Over the last couple of trips, I've boiled down my touring approach to maximise what I enjoy (out of the way routes and not excessively long days) and minimise what I don't (traffic and cities). But looking at my musings before my trip to the Black Forest last year, it seems my basic criteria for putting the trip together haven't changed all that much. 

I'm still keen to avoid air travel with the bike and luggage - I suspect that once I try it, I'll find it much more convenient than suspected - but for now the additional headaches of packaging the bike and panniers and hoping it makes the journey undamaged outweigh the speed of travel. I'm going to have limited time so don't want to spend days travelling before I can start cycling (another reason I shy away from flying is my suspicion that the rigmarole of getting to-and-from airports at each end will eat into any time benefit). And I've certainly remained keen on camping, ideally with a spell of wild camping thrown in.

All of this points towards another trip to the continent. I had little trouble camping (both formally and in the woods) in France and Germany, but adventures in less populated Central and Eastern Europe beckoned. I'd found on my trip to Sweden that getting trains across Germany with the bike was relatively quick and reliable, if something of a bunfight on busy days - without having to catch a second ferry to Scandinavia, I could cross Germany and reach Poland almost without changing trains.

Poland sounded immediately promising as a touring destination. I've been there a couple of times before off the bike, and the combination of rolling, pastoral terrain, good cheap food and beer, and enthusiastically friendly reception in the face of my linguistic flailings definitely appealed.

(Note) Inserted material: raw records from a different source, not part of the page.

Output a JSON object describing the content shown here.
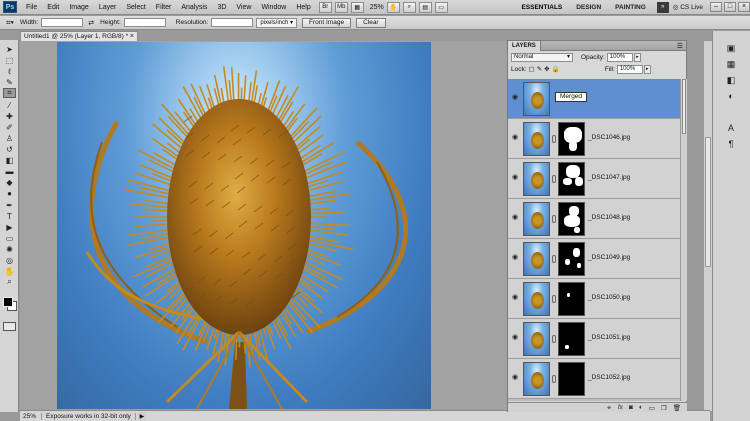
{
  "menubar": {
    "logo": "Ps",
    "items": [
      "File",
      "Edit",
      "Image",
      "Layer",
      "Select",
      "Filter",
      "Analysis",
      "3D",
      "View",
      "Window",
      "Help"
    ],
    "zoom": "25%",
    "workspaces": [
      "ESSENTIALS",
      "DESIGN",
      "PAINTING"
    ],
    "more": "»",
    "cslive": "CS Live",
    "window_buttons": [
      "–",
      "□",
      "×"
    ]
  },
  "options": {
    "width_label": "Width:",
    "width_value": "",
    "height_label": "Height:",
    "height_value": "",
    "resolution_label": "Resolution:",
    "resolution_value": "",
    "unit": "pixels/inch",
    "front_image": "Front Image",
    "clear": "Clear"
  },
  "document": {
    "tab_title": "Untitled1 @ 25% (Layer 1, RGB/8) *",
    "close": "×"
  },
  "status": {
    "zoom": "25%",
    "message": "Exposure works in 32-bit only"
  },
  "layers": {
    "tab": "LAYERS",
    "blend_mode": "Normal",
    "opacity_label": "Opacity:",
    "opacity": "100%",
    "lock_label": "Lock:",
    "fill_label": "Fill:",
    "fill": "100%",
    "rows": [
      {
        "name": "Merged",
        "selected": true
      },
      {
        "name": "_DSC1046.jpg"
      },
      {
        "name": "_DSC1047.jpg"
      },
      {
        "name": "_DSC1048.jpg"
      },
      {
        "name": "_DSC1049.jpg"
      },
      {
        "name": "_DSC1050.jpg"
      },
      {
        "name": "_DSC1051.jpg"
      },
      {
        "name": "_DSC1052.jpg"
      }
    ],
    "bottom_icons": [
      "link-icon",
      "fx-icon",
      "mask-icon",
      "adjustment-icon",
      "group-icon",
      "new-layer-icon",
      "trash-icon"
    ]
  },
  "colors": {
    "selection": "#5f8fd0",
    "teasel": "#c48a22"
  }
}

But where to go from there? My natural inclination was to head further East. DFDS run a ferry back from the Lithuanian port of Klaipeda to Kiel. This would mean crossing the whole width of Poland - and assuming I didn't want to cross the Russian enclave of Kaliningrad (and given the bureaucratic inanities involved in getting a visa, I did not) this would mean passing up near the Belarussian border. A little investigation revealed an interesting fact: that it was now possible, with limited access, to enter Belarus visa-free. 

The possibility of a jaunt through this rather left-behind land by bike was a tempting one. There were some complexities: in theory I needed to stay at a registered hotel, so wild camping in the sole remaining area of primeval forest in Europe (the Białowieża) probably wasn't on - but for a trifling fee it did seem possible to spend a couple of days in the forest and around the fortress city of Brest.

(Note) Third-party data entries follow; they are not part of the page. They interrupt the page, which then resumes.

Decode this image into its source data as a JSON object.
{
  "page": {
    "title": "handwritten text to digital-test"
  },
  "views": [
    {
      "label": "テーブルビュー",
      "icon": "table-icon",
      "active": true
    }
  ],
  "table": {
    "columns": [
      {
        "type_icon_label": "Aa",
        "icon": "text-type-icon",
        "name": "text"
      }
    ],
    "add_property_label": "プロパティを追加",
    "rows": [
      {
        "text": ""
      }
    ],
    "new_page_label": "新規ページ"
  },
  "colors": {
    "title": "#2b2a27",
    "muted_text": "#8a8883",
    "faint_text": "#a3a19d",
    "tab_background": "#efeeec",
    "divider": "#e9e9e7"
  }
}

What put me off was the sheer distance (1,300km+) and potential dullness, of the ride on either side. There was no real topography on the way, and while I was sure I'd find the route attractive, it made the complete tour revolve around a fairly brief and whimsical visit. On the other hand, I'd be compelled to high-tail it across significant distances, considering the rather long journey to return to the West. 

This didn't seem like a recipe for a consistently engaging ride. Some consultation of OpenTopoMap suggested an alternative. While there was an unbroken sward of green lowland all through central Poland and the Baltics, if I went instead South through Silesia to the Czech Republic, the land rose in inviting - but not too overwhelming - tan-coloured folds. I'd visited the Czech Rep. (or "Czechia", as it is now rather unbelievably officially named) before, and while my visit had been limited to Prague by train from Vienna, it had as much to recommend it as Poland with a little added geographical variety. I could cross West through the bulk of Czechia, in a long loop south of Prague but re-entering Germany in Saxony and Thuringia - at which point I'd be that much closer to catching a train home.

Some sketches indicated this would be around 1150km or 700 miles - rather similar to the estimates on my previous trip. Not including a rest day, I'd have 12 full days to do this - one more than my previous trip, which was undertaken in heat-wave conditions. It seemed to fit my pledge to not exhaust myself with unattainable arbitrary goals - while retaining a sense of adventure. 

On closer inspection of the map, I realised that I would be travelling pretty much the full extent of the ancient kingdom of Bohemia (the Czech. Rep. consists of Bohemia, Moravia and a smidgin of Silesia). Would this tour provide my Bohemian rhapsody?